= Rob Gauntlett =

British adventurer

Robert Douglas "Rob" Gauntlett (10 May 1987 - 9 January 2009) was an English adventurer, explorer and motivational speaker. In 2006 he became the youngest British climber to reach the summit of Everest.

==Early life==
Gauntlett grew up in Petworth, West Sussex and was educated at Christ's Hospital. After graduating, he cycled from Bilbao to Istanbul with a school friend, Richard Lebon.

==Everest==
In 2003, with no climbing experience, Gauntlett and another school friend, James Hooper from Somerset, decided to climb Mount Everest. After training in Scotland, the French Alps, on Spantik in Pakistan and Ama Dablam in Nepal, on 17 May 2006 they reached the summit of Everest, Gauntlett becoming the youngest British climber to do so, a week after his 19th birthday. Their climb to the top, via the North side of the mountain was done so in aid of Cancer Research UK.

==Pole to pole==
Between 8 April 2007 and 9 October 2008 Gauntlett and Hooper made a 180° expedition from North to South Magnetic Poles, using only human and natural power, to help raise awareness of climate change.
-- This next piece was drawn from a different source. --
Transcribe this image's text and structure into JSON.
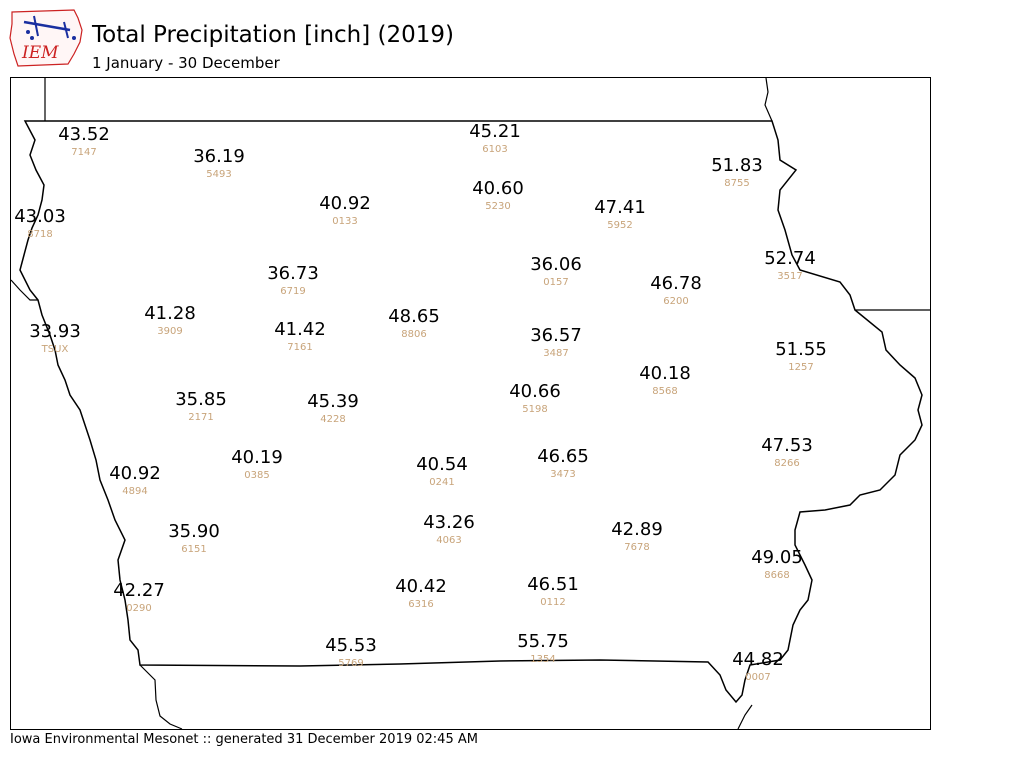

They travelled by ski, dog sled and sail boat to New York City, by bicycle on to Panama City and then sailed to Guayaquil in Ecuador before resuming on their bicycles for the journey to Punta Arenas, Chile for the very last sea voyage. Having completed the 22,000-mile (35 200 km) trip, the pair sailed 1,800 nautical miles on to Australia.

The expedition helped to raise money for The Prince's Trust, and in November 2008 Gauntlett and Hooper were named as the National Geographic Society's Adventurers of the Year at the Society's headquarters in Washington, D.C.

==Death==
On the morning of 10 January 2009, a mountain rescue team found the bodies of Gauntlett and his climbing companion, James Atkinson. Both had been killed after accidentally falling whilst ice climbing at Chamonix in the Alps. They had been on holiday in France with Hooper and Richard Lebon, all friends from their school days attending Christ’s Hospital boarding and day school.

The four friends had split into two groups, with Gauntlett and Hooper helping the less experienced other climbers. Gauntlett and Atkinson started their climb earlier than the others. However, when the time came to set off on their climb Hooper thought that the weather conditions were dubious. He therefore decided not to attempt a climb. At around 06:30 local time, Gauntlett and Atkinson had fallen from the ice. The cause and circumstances of the accident are still unknown. Both were aged 21.

On 21 March 2009, a memorial service was held in Christ's Hospital Chapel to commemorate the lives of the two climbers.